Mi sembrava ancora di sentirle, quelle labbra così morbide e vellutate, mentre sfioravano le mie, troppo avide ed egoiste per sottrarsi a quel contatto.
Vidi il mio riflesso allo specchio passarsi fugacemente la lingua sul labbro inferiore, quasi a voler ricercare un sapore che il sonno aveva cancellato; di certo sulla mia bocca non c’era più alcuna traccia di quel bacio, ma nella mia mente, rivivevo quell’immagine a rallentatore, ricordando maniacalmente ogni dettaglio: quegli occhi lucidi, che riflettevano in modo innaturale la luce lunare, quelle ciglia lunghe e sensuali, il tocco morbido dei suoi capelli castani e, da ultime, quella coppia di labbra rosee che mi aveva fatto estraniare da tutto.
Baciare Erin fu qualcosa di assolutamente indescrivibile… e anche a distanza di anni, ogni volta che ripenso a quel momento, mi accorgo di non aver dimenticato nulla.
Dovevo darmi una sistemata, Alton mi aspettava per il colloquio.
 
Uscito dall’agenzia, chiamai Lysandre: era l’unico che non avrebbe tanto di fermarmi. Passai a fare qualche altra commissione, come quella di dare delle disposizioni a Jason per il compleanno di Erin.

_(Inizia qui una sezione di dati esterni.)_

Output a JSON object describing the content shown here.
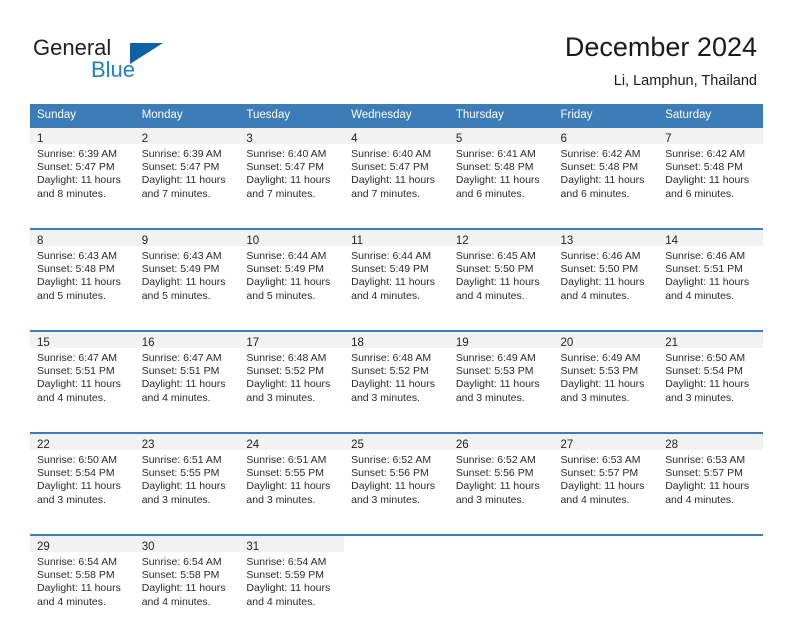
{
  "brand": {
    "name_part1": "General",
    "name_part2": "Blue",
    "colors": {
      "dark": "#231f20",
      "blue": "#1f7fc4",
      "mark": "#1060a8"
    }
  },
  "header": {
    "title": "December 2024",
    "subtitle": "Li, Lamphun, Thailand"
  },
  "calendar": {
    "accent_color": "#3b7cb9",
    "daynum_bg": "#f2f2f2",
    "weekdays": [
      "Sunday",
      "Monday",
      "Tuesday",
      "Wednesday",
      "Thursday",
      "Friday",
      "Saturday"
    ],
    "weeks": [
      [
        {
          "day": "1",
          "sunrise": "Sunrise: 6:39 AM",
          "sunset": "Sunset: 5:47 PM",
          "daylight_l1": "Daylight: 11 hours",
          "daylight_l2": "and 8 minutes."
        },
        {
          "day": "2",
          "sunrise": "Sunrise: 6:39 AM",
          "sunset": "Sunset: 5:47 PM",
          "daylight_l1": "Daylight: 11 hours",
          "daylight_l2": "and 7 minutes."
        },
        {
          "day": "3",
          "sunrise": "Sunrise: 6:40 AM",
          "sunset": "Sunset: 5:47 PM",
          "daylight_l1": "Daylight: 11 hours",
          "daylight_l2": "and 7 minutes."
        },
        {
          "day": "4",
          "sunrise": "Sunrise: 6:40 AM",
          "sunset": "Sunset: 5:47 PM",
          "daylight_l1": "Daylight: 11 hours",
          "daylight_l2": "and 7 minutes."
        },
        {
          "day": "5",
          "sunrise": "Sunrise: 6:41 AM",
          "sunset": "Sunset: 5:48 PM",
          "daylight_l1": "Daylight: 11 hours",
          "daylight_l2": "and 6 minutes."
        },
        {
          "day": "6",
          "sunrise": "Sunrise: 6:42 AM",
          "sunset": "Sunset: 5:48 PM",
          "daylight_l1": "Daylight: 11 hours",
          "daylight_l2": "and 6 minutes."
        },
        {
          "day": "7",
          "sunrise": "Sunrise: 6:42 AM",
          "sunset": "Sunset: 5:48 PM",
          "daylight_l1": "Daylight: 11 hours",
          "daylight_l2": "and 6 minutes."
        }
      ],
      [
        {
          "day": "8",
          "sunrise": "Sunrise: 6:43 AM",
          "sunset": "Sunset: 5:48 PM",
          "daylight_l1": "Daylight: 11 hours",
          "daylight_l2": "and 5 minutes."
        },
        {
          "day": "9",
          "sunrise": "Sunrise: 6:43 AM",
          "sunset": "Sunset: 5:49 PM",
          "daylight_l1": "Daylight: 11 hours",
          "daylight_l2": "and 5 minutes."
        },
        {
          "day": "10",
          "sunrise": "Sunrise: 6:44 AM",
          "sunset": "Sunset: 5:49 PM",
          "daylight_l1": "Daylight: 11 hours",
          "daylight_l2": "and 5 minutes."
        },
        {
          "day": "11",
          "sunrise": "Sunrise: 6:44 AM",
          "sunset": "Sunset: 5:49 PM",
          "daylight_l1": "Daylight: 11 hours",
          "daylight_l2": "and 4 minutes."
        },
        {
          "day": "12",
          "sunrise": "Sunrise: 6:45 AM",
          "sunset": "Sunset: 5:50 PM",
          "daylight_l1": "Daylight: 11 hours",
          "daylight_l2": "and 4 minutes."
        },
        {
          "day": "13",
          "sunrise": "Sunrise: 6:46 AM",
          "sunset": "Sunset: 5:50 PM",
          "daylight_l1": "Daylight: 11 hours",
          "daylight_l2": "and 4 minutes."
        },
        {
          "day": "14",
          "sunrise": "Sunrise: 6:46 AM",
          "sunset": "Sunset: 5:51 PM",
          "daylight_l1": "Daylight: 11 hours",
          "daylight_l2": "and 4 minutes."
        }
      ],
      [
        {
          "day": "15",
          "sunrise": "Sunrise: 6:47 AM",
          "sunset": "Sunset: 5:51 PM",
          "daylight_l1": "Daylight: 11 hours",
          "daylight_l2": "and 4 minutes."
        },
        {
          "day": "16",
          "sunrise": "Sunrise: 6:47 AM",
          "sunset": "Sunset: 5:51 PM",
          "daylight_l1": "Daylight: 11 hours",
          "daylight_l2": "and 4 minutes."
        },
        {
          "day": "17",
          "sunrise": "Sunrise: 6:48 AM",
          "sunset": "Sunset: 5:52 PM",
          "daylight_l1": "Daylight: 11 hours",
          "daylight_l2": "and 3 minutes."
        },
        {
          "day": "18",
          "sunrise": "Sunrise: 6:48 AM",
          "sunset": "Sunset: 5:52 PM",
          "daylight_l1": "Daylight: 11 hours",
          "daylight_l2": "and 3 minutes."
        },
        {
          "day": "19",
          "sunrise": "Sunrise: 6:49 AM",
          "sunset": "Sunset: 5:53 PM",
          "daylight_l1": "Daylight: 11 hours",
          "daylight_l2": "and 3 minutes."
        },
        {
          "day": "20",
          "sunrise": "Sunrise: 6:49 AM",
          "sunset": "Sunset: 5:53 PM",
          "daylight_l1": "Daylight: 11 hours",
          "daylight_l2": "and 3 minutes."
        },
        {
          "day": "21",
          "sunrise": "Sunrise: 6:50 AM",
          "sunset": "Sunset: 5:54 PM",
          "daylight_l1": "Daylight: 11 hours",
          "daylight_l2": "and 3 minutes."
        }
      ],
      [
        {
          "day": "22",
          "sunrise": "Sunrise: 6:50 AM",
          "sunset": "Sunset: 5:54 PM",
          "daylight_l1": "Daylight: 11 hours",
          "daylight_l2": "and 3 minutes."
        },
        {
          "day": "23",
          "sunrise": "Sunrise: 6:51 AM",
          "sunset": "Sunset: 5:55 PM",
          "daylight_l1": "Daylight: 11 hours",
          "daylight_l2": "and 3 minutes."
        },
        {
          "day": "24",
          "sunrise": "Sunrise: 6:51 AM",
          "sunset": "Sunset: 5:55 PM",
          "daylight_l1": "Daylight: 11 hours",
          "daylight_l2": "and 3 minutes."
        },
        {
          "day": "25",
          "sunrise": "Sunrise: 6:52 AM",
          "sunset": "Sunset: 5:56 PM",
          "daylight_l1": "Daylight: 11 hours",
          "daylight_l2": "and 3 minutes."
        },
        {
          "day": "26",
          "sunrise": "Sunrise: 6:52 AM",
          "sunset": "Sunset: 5:56 PM",
          "daylight_l1": "Daylight: 11 hours",
          "daylight_l2": "and 3 minutes."
        },
        {
          "day": "27",
          "sunrise": "Sunrise: 6:53 AM",
          "sunset": "Sunset: 5:57 PM",
          "daylight_l1": "Daylight: 11 hours",
          "daylight_l2": "and 4 minutes."
        },
        {
          "day": "28",
          "sunrise": "Sunrise: 6:53 AM",
          "sunset": "Sunset: 5:57 PM",
          "daylight_l1": "Daylight: 11 hours",
          "daylight_l2": "and 4 minutes."
        }
      ],
      [
        {
          "day": "29",
          "sunrise": "Sunrise: 6:54 AM",
          "sunset": "Sunset: 5:58 PM",
          "daylight_l1": "Daylight: 11 hours",
          "daylight_l2": "and 4 minutes."
        },
        {
          "day": "30",
          "sunrise": "Sunrise: 6:54 AM",
          "sunset": "Sunset: 5:58 PM",
          "daylight_l1": "Daylight: 11 hours",
          "daylight_l2": "and 4 minutes."
        },
        {
          "day": "31",
          "sunrise": "Sunrise: 6:54 AM",
          "sunset": "Sunset: 5:59 PM",
          "daylight_l1": "Daylight: 11 hours",
          "daylight_l2": "and 4 minutes."
        },
        {
          "day": "",
          "sunrise": "",
          "sunset": "",
          "daylight_l1": "",
          "daylight_l2": ""
        },
        {
          "day": "",
          "sunrise": "",
          "sunset": "",
          "daylight_l1": "",
          "daylight_l2": ""
        },
        {
          "day": "",
          "sunrise": "",
          "sunset": "",
          "daylight_l1": "",
          "daylight_l2": ""
        },
        {
          "day": "",
          "sunrise": "",
          "sunset": "",
          "daylight_l1": "",
          "daylight_l2": ""
        }
      ]
    ]
  }
}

Tornato a casa, cercai un volo last minute per l’Europa. Sarei atterrato anche in un qualsiasi paese confinante con la Germania pur di partire il prima possibile. Avevo detto ad Alton che non solo ero convinto della mia scelta, ma che volevo andarmene subito, trascorrere le vacanze a Berlino.
Evidentemente l’uomo era abituato ad assecondare le persone eccentriche e non si scompose più di tanto: telefonò al signor Amadeus che, ridendo sonoramente, lo autorizzò a lasciarmi partire. Alton mi diede una serie di indicazioni, tra cui quelle necessarie a raggiungere lo chalet dove avremo soggiornato.
i Tenia ti raggiungeranno a Gennaio, come ti dicevo ieri… intanto tieni, questi sono loro” disse, allungandomi un minuscolo i-pod. Resistendo alla curiosità di ascoltarli in quel momento, attesi che Alton ultimasse le sue spiegazioni. Mi abbozzò una serie di recapiti e informazioni varie su dei fogli ed infine ci salutammo. Se fossi riuscito ad arrivare a destinazione, l’avrei rivisto l’anno successivo, in Germania.
La fortuna mi sorrise e trovai un volo per Düsseldorf, nota meta di industriali facoltosi e da lì trovare un collegamento per Berlino fu semplicissimo.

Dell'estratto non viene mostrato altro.